Restera-t-il des combattants jusqu’à la fin?

Marc de Foy
Partager
La série entre le Canadien et le Lightning s’est transformée en guerre. La loi du talion prime. C’est œil pour œil et dent pour dent.
Personne ne sait comment cet affrontement va se terminer. Mais l’équipe qui l’emportera va être drôlement amochée.
Les deux formations se retrouvent à la case départ après quatre matchs. Mais le Tricolore aurait pu très bien gagner ce quatrième match.
La situation augurait plutôt bien avec six minutes à jouer à la deuxième période. La troupe de Martin St-Louis dictait le jeu et menait par deux buts.
Cole Caufield s’était offert enfin un premier but en supériorité numérique.

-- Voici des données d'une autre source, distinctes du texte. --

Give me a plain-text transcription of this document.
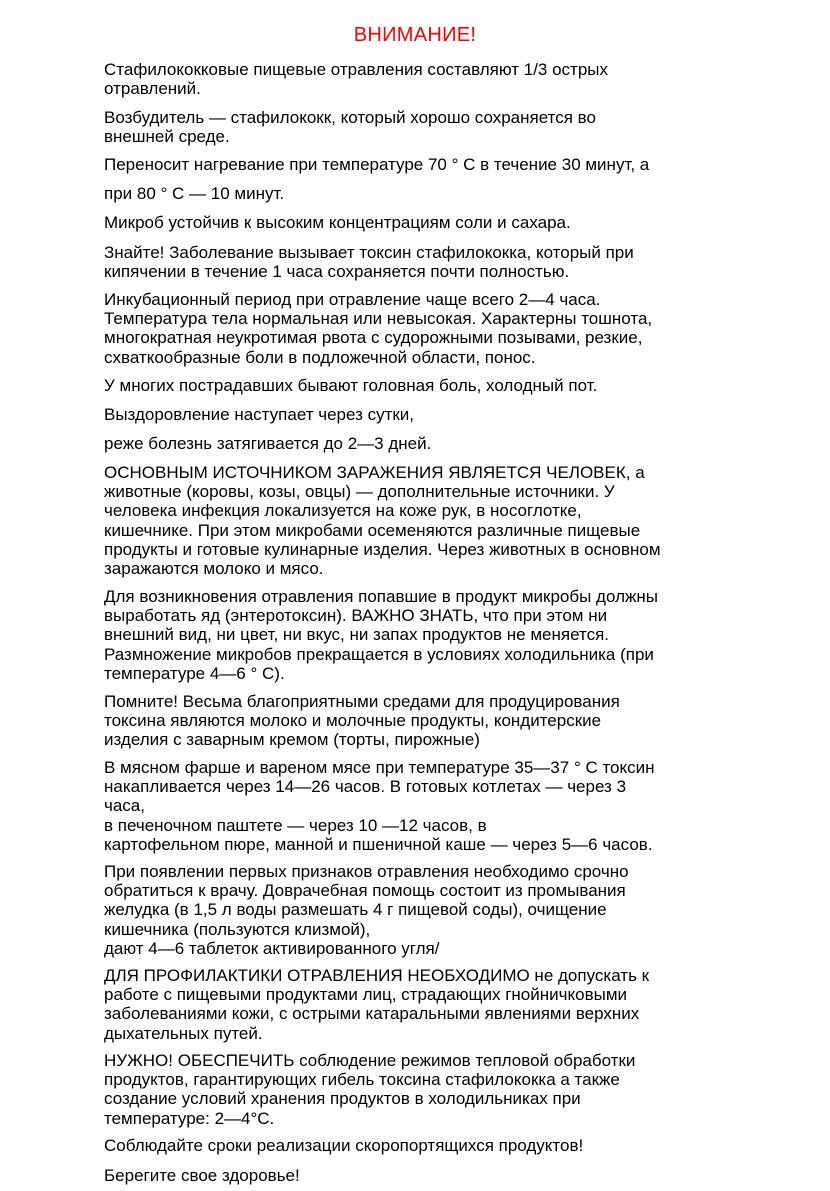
ВНИМАНИЕ!
Стафилококковые пищевые отравления составляют 1/3 острых
отравлений.
Возбудитель — стафилококк, который хорошо сохраняется во
внешней среде.
Переносит нагревание при температуре 70 ° С в течение 30 минут, а
при 80 ° С — 10 минут.
Микроб устойчив к высоким концентрациям соли и сахара.
Знайте! Заболевание вызывает токсин стафилококка, который при
кипячении в течение 1 часа сохраняется почти полностью.
Инкубационный период при отравление чаще всего 2—4 часа.
Температура тела нормальная или невысокая. Характерны тошнота,
многократная неукротимая рвота с судорожными позывами, резкие,
схваткообразные боли в подложечной области, понос.
У многих пострадавших бывают головная боль, холодный пот.
Выздоровление наступает через сутки,
реже болезнь затягивается до 2—3 дней.
ОСНОВНЫМ ИСТОЧНИКОМ ЗАРАЖЕНИЯ ЯВЛЯЕТСЯ ЧЕЛОВЕК, а
животные (коровы, козы, овцы) — дополнительные источники. У
человека инфекция локализуется на коже рук, в носоглотке,
кишечнике. При этом микробами осеменяются различные пищевые
продукты и готовые кулинарные изделия. Через животных в основном
заражаются молоко и мясо.
Для возникновения отравления попавшие в продукт микробы должны
выработать яд (энтеротоксин). ВАЖНО ЗНАТЬ, что при этом ни
внешний вид, ни цвет, ни вкус, ни запах продуктов не меняется.
Размножение микробов прекращается в условиях холодильника (при
температуре 4—6 ° С).
Помните! Весьма благоприятными средами для продуцирования
токсина являются молоко и молочные продукты, кондитерские
изделия с заварным кремом (торты, пирожные)
В мясном фарше и вареном мясе при температуре 35—37 ° С токсин
накапливается через 14—26 часов. В готовых котлетах — через 3
часа,
в печеночном паштете — через 10 —12 часов, в
картофельном пюре, манной и пшеничной каше — через 5—6 часов.
При появлении первых признаков отравления необходимо срочно
обратиться к врачу. Доврачебная помощь состоит из промывания
желудка (в 1,5 л воды размешать 4 г пищевой соды), очищение
кишечника (пользуются клизмой),
дают 4—6 таблеток активированного угля/
ДЛЯ ПРОФИЛАКТИКИ ОТРАВЛЕНИЯ НЕОБХОДИМО не допускать к
работе с пищевыми продуктами лиц, страдающих гнойничковыми
заболеваниями кожи, с острыми катаральными явлениями верхних
дыхательных путей.
НУЖНО! ОБЕСПЕЧИТЬ соблюдение режимов тепловой обработки
продуктов, гарантирующих гибель токсина стафилококка а также
создание условий хранения продуктов в холодильниках при
температуре: 2—4°С.
Соблюдайте сроки реализации скоропортящихся продуктов!
Берегите свое здоровье!
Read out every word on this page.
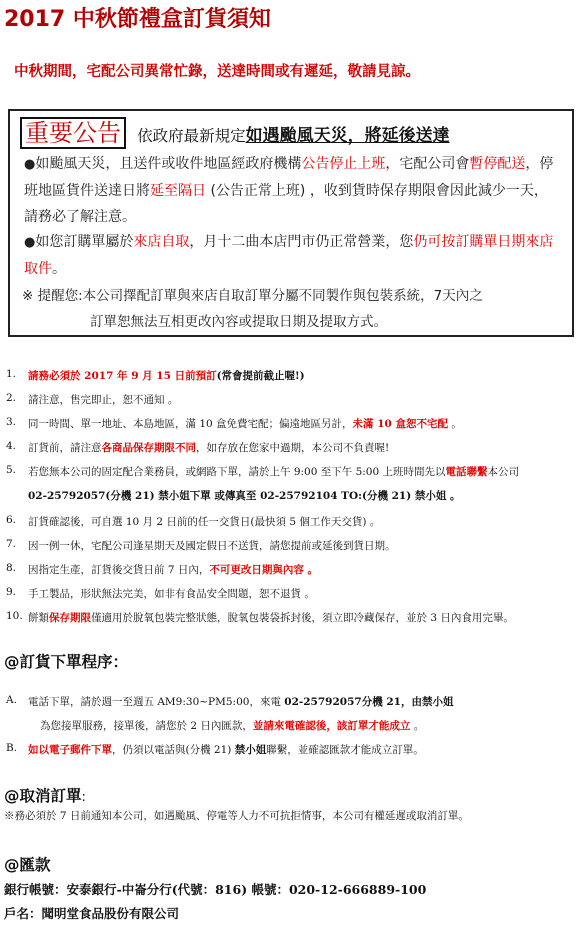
2017 中秋節禮盒訂貨須知

中秋期間，宅配公司異常忙錄，送達時間或有遲延，敬請見諒。

重要公告 依政府最新規定如遇颱風天災，將延後送達

●如颱風天災，且送件或收件地區經政府機構公告停止上班，宅配公司會暫停配送，停班地區貨件送達日將延至隔日 (公告正常上班) ，收到貨時保存期限會因此減少一天，請務必了解注意。

●如您訂購單屬於來店自取，月十二曲本店門市仍正常營業，您仍可按訂購單日期來店取件。

※ 提醒您:本公司擇配訂單與來店自取訂單分屬不同製作與包裝系統，7天內之

訂單恕無法互相更改內容或提取日期及提取方式。

1. 請務必須於 2017 年 9 月 15 日前預訂(常會提前截止喔!)
2. 請注意，售完即止，恕不通知 。
3. 同一時間、單一地址、本島地區，滿 10 盒免費宅配；偏遠地區另計，未滿 10 盒恕不宅配 。
4. 訂貨前，請注意各商品保存期限不同，如存放在您家中過期，本公司不負責喔!
5. 若您無本公司的固定配合業務員，或網路下單，請於上午 9:00 至下午 5:00 上班時間先以電話聯繫本公司
02-25792057(分機 21) 禁小姐下單 或傳真至 02-25792104 TO:(分機 21) 禁小姐 。
6. 訂貨確認後，可自選 10 月 2 日前的任一交貨日(最快須 5 個工作天交貨) 。
7. 因一例一休，宅配公司逢星期天及國定假日不送貨，請您提前或延後到貨日期。
8. 因指定生產，訂貨後交貨日前 7 日內，不可更改日期與內容 。
9. 手工製品，形狀無法完美，如非有食品安全問題，恕不退貨 。
10. 餅類保存期限僅適用於脫氧包裝完整狀態，脫氧包裝袋拆封後，須立即冷藏保存，並於 3 日內食用完畢。
@訂貨下單程序：
A. 電話下單，請於週一至週五 AM9:30~PM5:00，來電 02-25792057分機 21，由禁小姐
為您接單服務，接單後，請您於 2 日內匯款，並請來電確認後，該訂單才能成立 。
B. 如以電子郵件下單，仍須以電話與(分機 21) 禁小姐聯繫，並確認匯款才能成立訂單。
@取消訂單:

※務必須於 7 日前通知本公司，如遇颱風、停電等人力不可抗拒情事，本公司有權延遲或取消訂單。

@匯款

銀行帳號：安泰銀行-中崙分行(代號：816) 帳號：020-12-666889-100

戶名：聞明堂食品股份有限公司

La foule trippait en masse !
Slaf frappé par un autocar
Puis un certain Max Crozier, un colosse de six pieds trois pouces, 204 livres, a servi une percutante mise en échec à Juraj Slafkovsky, qui montre une taille identique mais qui est encore plus lourd, à 225 livres.
Le contact a été violent.
Slafkovsky est resté étendu au centre de la patinoire pour ensuite se relever de lui-même et se diriger vers l’infirmerie.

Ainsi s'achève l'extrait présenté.